Identificar e analisar as políticas oficiais com relação ao indígena durante o Império.

O Brasil no século XIXPolíticas de extermínio do indígena durante o Império
CE

Escrito pela equipe pedagógica do Profez

Conteúdo revisado por professores com experiência em sala de aula · Atualizado para 2026

Olha, essa habilidade EF08HI21 da BNCC é um negócio que parece complicado, mas na prática é meio que fazer os alunos entenderem como o governo lidava com os povos indígenas lá no tempo do Império. A gente fala sobre políticas de extermínio, alocação em terras e até mesmo tentativas de "civilizar" os índios, né. O aluno precisa chegar ao ponto de olhar pra essas políticas e sacar que eram estratégias específicas do governo pra lidar com os indígenas. E também precisam fazer uma análise crítica da situação, tipo comparando como essas políticas impactaram a vida dos povos indígenas naquela época e no futuro.

A galera chega no 8º ano já sabendo um pouco de história do Brasil desde o 7º ano, onde a gente fala bastante sobre o período colonial, então eles já têm uma noção básica de como os indígenas eram tratados antes do Império. Aí nossa missão é construir em cima disso, mostrando como as coisas mudaram ou não mudaram tanto assim com a chegada do Império. Um exemplo concreto: se no 7º ano eles aprenderam sobre aldeamentos na colonização, agora vão ver como essas ideias continuaram ou foram adaptadas durante o Império.

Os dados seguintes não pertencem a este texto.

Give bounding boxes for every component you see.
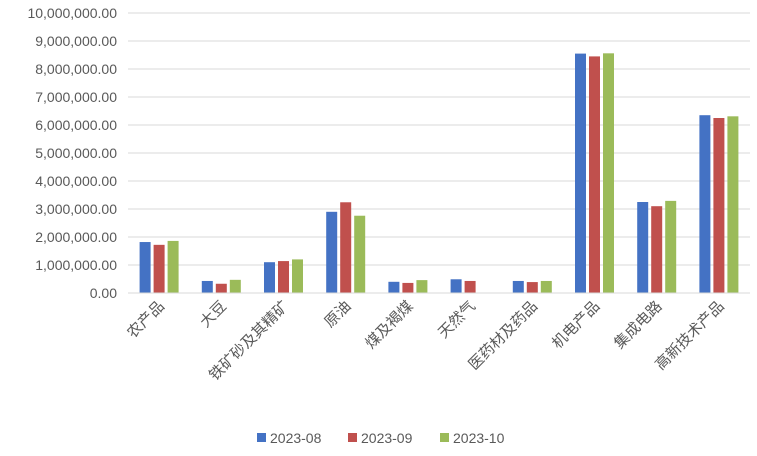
y-tick-label: 6,000,000.00 — [35, 117, 117, 133]
legend-label: 2023-08 — [270, 430, 322, 446]
bar — [540, 280, 552, 293]
bars — [139, 53, 739, 294]
bar — [340, 202, 352, 293]
bar — [388, 281, 400, 293]
bar — [699, 115, 711, 293]
y-tick-label: 1,000,000.00 — [35, 257, 117, 273]
gridlines — [128, 12, 750, 266]
legend-label: 2023-10 — [453, 430, 505, 446]
legend-swatch — [257, 433, 266, 442]
bar — [464, 280, 476, 293]
y-tick-label: 10,000,000.00 — [27, 5, 117, 21]
bar — [201, 280, 213, 293]
y-tick-label: 8,000,000.00 — [35, 61, 117, 77]
bar — [264, 262, 275, 293]
bar — [637, 202, 649, 293]
bar — [450, 279, 462, 293]
bar — [416, 280, 428, 293]
bar — [526, 282, 538, 293]
legend-label: 2023-09 — [361, 430, 413, 446]
y-tick-label: 9,000,000.00 — [35, 33, 117, 49]
legend-swatch — [348, 433, 357, 442]
bar — [713, 118, 725, 293]
y-tick-label: 4,000,000.00 — [35, 173, 117, 189]
bar — [354, 215, 366, 293]
y-tick-label: 3,000,000.00 — [35, 201, 117, 217]
bar — [651, 206, 663, 293]
y-tick-label: 7,000,000.00 — [35, 89, 117, 105]
x-category-label: 大豆 — [196, 297, 230, 331]
x-category-label: 天然气 — [434, 297, 479, 342]
bar — [589, 56, 600, 294]
y-tick-label: 5,000,000.00 — [35, 145, 117, 161]
bar — [167, 240, 179, 293]
bar — [512, 280, 524, 293]
bar — [153, 244, 165, 293]
y-tick-label: 2,000,000.00 — [35, 229, 117, 245]
bar — [292, 259, 303, 293]
bar — [603, 53, 614, 293]
bar — [326, 211, 338, 293]
bar — [727, 116, 739, 293]
bar — [575, 53, 586, 293]
bar — [215, 283, 227, 293]
bar — [402, 282, 414, 293]
bar — [278, 261, 289, 293]
x-category-label: 煤及褐煤 — [362, 297, 417, 352]
x-category-label: 原油 — [321, 297, 355, 331]
bar — [139, 242, 151, 293]
bar — [229, 279, 241, 293]
bar — [665, 200, 677, 293]
x-category-label: 集成电路 — [610, 297, 665, 352]
legend-swatch — [440, 433, 449, 442]
legend: 2023-08 2023-09 2023-10 — [257, 430, 505, 446]
y-axis-ticks: 0.00 1,000,000.00 2,000,000.00 3,000,000.00… — [27, 5, 117, 301]
x-category-label: 农产品 — [123, 297, 168, 342]
x-category-label: 机电产品 — [548, 297, 603, 352]
y-tick-label: 0.00 — [90, 285, 117, 301]
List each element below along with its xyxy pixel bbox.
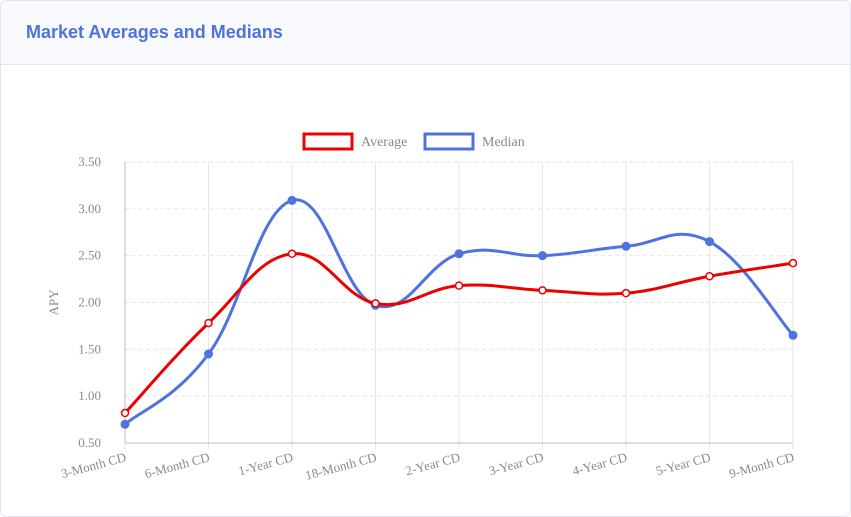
card-header: Market Averages and Medians	[1, 1, 850, 65]
median-data-point[interactable]	[788, 330, 798, 340]
legend-swatch-average[interactable]	[302, 132, 354, 151]
x-tick-label: 18-Month CD	[304, 449, 379, 482]
line-chart: 3.50 3.00 2.50 2.00 1.50 1.00 0.503-Month CD 6-…	[46, 132, 798, 483]
average-data-point[interactable]	[705, 272, 714, 281]
y-tick-label: 3.00	[78, 201, 101, 216]
y-tick-label: 2.50	[78, 248, 101, 263]
legend-label-average[interactable]: Average	[361, 135, 407, 150]
median-series-line	[124, 198, 795, 426]
legend-swatch-median[interactable]	[423, 132, 475, 151]
x-tick-label: 5-Year CD	[654, 449, 712, 478]
y-tick-label: 3.50	[78, 154, 101, 169]
average-data-point[interactable]	[788, 258, 798, 268]
x-tick-label: 2-Year CD	[404, 449, 462, 478]
median-data-point[interactable]	[621, 241, 631, 251]
average-data-point[interactable]	[621, 288, 631, 298]
card-title: Market Averages and Medians	[26, 22, 283, 42]
average-data-point[interactable]	[204, 318, 213, 328]
median-data-point[interactable]	[705, 237, 714, 247]
average-data-point[interactable]	[287, 249, 297, 259]
y-axis-label: APY	[46, 289, 61, 316]
y-tick-label: 0.50	[78, 435, 101, 450]
x-tick-label: 4-Year CD	[571, 449, 629, 478]
x-tick-label: 1-Year CD	[237, 449, 295, 478]
average-data-point[interactable]	[120, 408, 130, 418]
y-tick-label: 1.50	[78, 341, 101, 356]
y-tick-label: 2.00	[78, 295, 101, 310]
average-data-point[interactable]	[538, 286, 547, 295]
chart-area: 3.50 3.00 2.50 2.00 1.50 1.00 0.50 3-Month CD 6-…	[1, 65, 850, 516]
median-data-point[interactable]	[204, 349, 213, 359]
median-data-point[interactable]	[538, 251, 547, 261]
legend-label-median[interactable]: Median	[482, 135, 525, 150]
x-tick-label: 3-Year CD	[487, 449, 545, 478]
x-tick-label: 9-Month CD	[727, 449, 795, 481]
average-series-line	[123, 252, 794, 415]
median-data-point[interactable]	[287, 195, 297, 205]
y-tick-label: 1.00	[78, 388, 101, 403]
median-data-point[interactable]	[120, 419, 130, 429]
average-data-point[interactable]	[371, 299, 380, 308]
x-tick-label: 6-Month CD	[143, 449, 211, 481]
average-data-point[interactable]	[454, 281, 464, 290]
median-data-point[interactable]	[454, 249, 464, 259]
x-tick-label: 3-Month CD	[59, 449, 127, 481]
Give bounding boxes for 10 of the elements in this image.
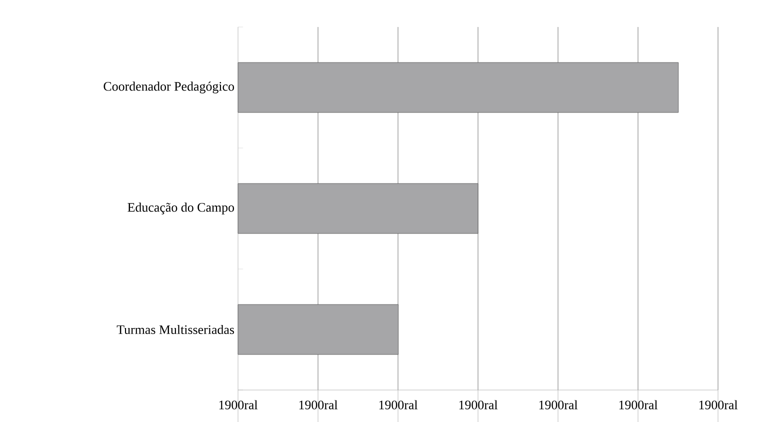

Agora vou contar umas atividades que eu faço com a turma pra trabalhar essa habilidade, que olha, é puxado mas é gratificante ver os meninos entendendo e discutindo sobre isso.

A primeira atividade é meio tradicional: leitura e discussão. Aí eu uso trechos de cartas e documentos da época, tipo uma carta de um governante falando sobre as terras indígenas ou um documento oficial sobre aldeamentos. Eu trago umas cópias desses documentos — coisa que a gente acha na internet mesmo. Divido a turma em grupos de 4 ou 5, assim mesmo no improviso, e peço pra eles lerem o material e fazerem anotações. Isso leva umas duas aulas, porque depois da leitura cada grupo apresenta suas anotações pro resto da turma. Na última vez que fiz isso, a Maria ficou super empolgada quando percebeu como as palavras usadas nos documentos eram, tipo, muito diferentes das palavras que a gente usa hoje em dia. Ela começou a questionar por que as coisas eram descritas daquela forma. A reação dos meninos geralmente é de surpresa quando veem como era a visão dos governantes da época. Acho bacana porque eles percebem a desumanização dos indígenas nos textos oficiais.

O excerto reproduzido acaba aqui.